Personal information
- Born: 5 March 1921 Lahore, Punjab, British India
- Died: 12 July 1996 (aged 75) Lahore, Punjab, Pakistan
- Batting: Right-handed
- Bowling: Right-arm
- Relations: Feroz Nizami (brother) Mudassar Nazar (son) Mohammad Ilyas (nephew)

International information
- National side: Pakistan;
- Test debut (cap 10): 16 October 1952 v India
- Last Test: 12 December 1952 v India

Career statistics
| Competition | Test | First-class |
| Matches | 5 | 45 |
| Runs scored | 277 | 2,739 |
| Batting average | 39.57 | 41.50 |
| 100s/50s | 1/1 | 8/9 |
| Top score | 124* | 175 |
| Balls bowled | 12 | 486 |
| Wickets | 0 | 5 |
| Bowling average | – | 51.00 |
| 5 wickets in innings | – | 0 |
| 10 wickets in match | – | 0 |
| Best bowling | – | 1/3 |
| Catches/stumpings | 7/– | 40/– |
- Source: ESPNcricinfo, 11 March 2019

= Nazar Mohammad =

Pakistani cricketer

Nazar Mohammad (5 March 1921 – 12 July 1996) was a Pakistani cricketer who played in five Test matches in 1952. He was educated at Islamia College, Lahore.

== Family ==
His brother Feroz Nizami was a famous music composer while his other brother Siraj Nizami was a writer specializing in Sufism.

His son Mudassar Nazar also represented Pakistan in cricket for many years in the 1970s and 1980s, and he was the uncle of Pakistani cricketer Mohammad Ilyas.

== Career ==
In October 1952, in Pakistan's second Test match and first Test victory, he became the first player to score a Test century for Pakistan, and the first player to remain on the ground for an entire Test match.
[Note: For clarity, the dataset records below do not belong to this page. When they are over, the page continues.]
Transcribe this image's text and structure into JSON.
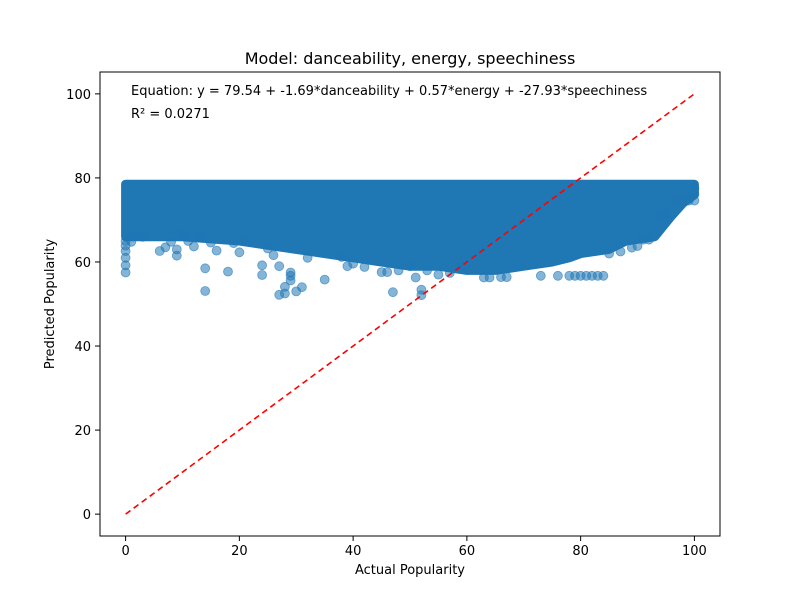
{
  "colors": {
    "points": "#1f77b4",
    "reference_line": "#ff0000",
    "axes": "#000000",
    "background": "#ffffff"
  },
  "chart_data": {
    "type": "scatter",
    "title": "Model: danceability, energy, speechiness",
    "xlabel": "Actual Popularity",
    "ylabel": "Predicted Popularity",
    "xlim": [
      -4.5,
      104.5
    ],
    "ylim": [
      -5.2,
      105.2
    ],
    "xticks": [
      0,
      20,
      40,
      60,
      80,
      100
    ],
    "yticks": [
      0,
      20,
      40,
      60,
      80,
      100
    ],
    "grid": false,
    "annotations": [
      "Equation: y = 79.54 + -1.69*danceability + 0.57*energy + -27.93*speechiness",
      "R² = 0.0271"
    ],
    "reference_line": {
      "style": "dashed",
      "points": [
        [
          0,
          0
        ],
        [
          100,
          100
        ]
      ]
    },
    "dense_band": {
      "description_free_extent": true,
      "upper_edge": [
        [
          0,
          78.5
        ],
        [
          100,
          78.5
        ]
      ],
      "lower_edge": [
        [
          0,
          66
        ],
        [
          10,
          66
        ],
        [
          20,
          65
        ],
        [
          30,
          63
        ],
        [
          40,
          61
        ],
        [
          45,
          60
        ],
        [
          50,
          59
        ],
        [
          55,
          59
        ],
        [
          60,
          58
        ],
        [
          65,
          58
        ],
        [
          70,
          59
        ],
        [
          75,
          60
        ],
        [
          78,
          61
        ],
        [
          80,
          62
        ],
        [
          85,
          63
        ],
        [
          88,
          65
        ],
        [
          93,
          66
        ],
        [
          96,
          71
        ],
        [
          98,
          74
        ],
        [
          100,
          76
        ]
      ]
    },
    "series": [
      {
        "points": [
          [
            0,
            57.5
          ],
          [
            0,
            59.2
          ],
          [
            0,
            61.0
          ],
          [
            0,
            62.6
          ],
          [
            0,
            63.9
          ],
          [
            0,
            65.0
          ],
          [
            1,
            64.8
          ],
          [
            1,
            66.2
          ],
          [
            2,
            66.5
          ],
          [
            3,
            66.0
          ],
          [
            6,
            62.6
          ],
          [
            7,
            63.5
          ],
          [
            8,
            64.8
          ],
          [
            9,
            61.5
          ],
          [
            9,
            63.0
          ],
          [
            10,
            66.6
          ],
          [
            11,
            65.0
          ],
          [
            12,
            63.7
          ],
          [
            13,
            65.8
          ],
          [
            14,
            53.1
          ],
          [
            14,
            58.5
          ],
          [
            15,
            64.6
          ],
          [
            16,
            62.7
          ],
          [
            18,
            57.7
          ],
          [
            19,
            64.5
          ],
          [
            20,
            62.3
          ],
          [
            21,
            65.3
          ],
          [
            24,
            56.9
          ],
          [
            24,
            59.2
          ],
          [
            25,
            63.2
          ],
          [
            26,
            61.6
          ],
          [
            27,
            52.2
          ],
          [
            27,
            59.0
          ],
          [
            28,
            52.5
          ],
          [
            28,
            54.1
          ],
          [
            29,
            55.6
          ],
          [
            29,
            56.7
          ],
          [
            29,
            57.5
          ],
          [
            30,
            53.0
          ],
          [
            31,
            54.0
          ],
          [
            32,
            61.0
          ],
          [
            35,
            55.8
          ],
          [
            38,
            61.2
          ],
          [
            39,
            59.0
          ],
          [
            40,
            59.6
          ],
          [
            42,
            58.8
          ],
          [
            45,
            57.6
          ],
          [
            46,
            57.6
          ],
          [
            47,
            52.8
          ],
          [
            48,
            58.0
          ],
          [
            50,
            59.0
          ],
          [
            51,
            56.3
          ],
          [
            52,
            52.1
          ],
          [
            52,
            53.4
          ],
          [
            53,
            58.0
          ],
          [
            55,
            57.0
          ],
          [
            57,
            57.4
          ],
          [
            59,
            59.0
          ],
          [
            63,
            56.3
          ],
          [
            64,
            56.3
          ],
          [
            66,
            56.4
          ],
          [
            67,
            56.4
          ],
          [
            73,
            56.7
          ],
          [
            76,
            56.7
          ],
          [
            78,
            56.7
          ],
          [
            79,
            56.7
          ],
          [
            80,
            56.7
          ],
          [
            81,
            56.7
          ],
          [
            82,
            56.7
          ],
          [
            83,
            56.7
          ],
          [
            84,
            56.7
          ],
          [
            85,
            62.0
          ],
          [
            87,
            62.5
          ],
          [
            89,
            63.4
          ],
          [
            90,
            63.8
          ],
          [
            91,
            65.3
          ],
          [
            92,
            65.3
          ],
          [
            94,
            71.3
          ],
          [
            95,
            71.4
          ],
          [
            97,
            74.5
          ],
          [
            98,
            74.5
          ],
          [
            99,
            74.6
          ],
          [
            100,
            74.6
          ],
          [
            100,
            76.2
          ],
          [
            100,
            77.5
          ]
        ]
      }
    ]
  }
}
An opening batsman, he carried his bat for his score of '124 not out' in Pakistan's total of 331 in an innings victory over India, batting for 8 hours 35 minutes.

Shortly after the series, he injured his arm, ending his career. According to Omar Noman, "as the famous story goes," Nazar sustained the injury jumping out from the house window of the renowned film actress and singer Noor Jehan when her film producer husband Shaukat Hussain Rizvi returned home unexpectedly and surprised them. There were persistent rumors in the local newspapers, at the time, of a romantic affair going on between Noor Jehan and Nazar Mohammad.

He was also a right-am bowler, with five first-class wickets to his name.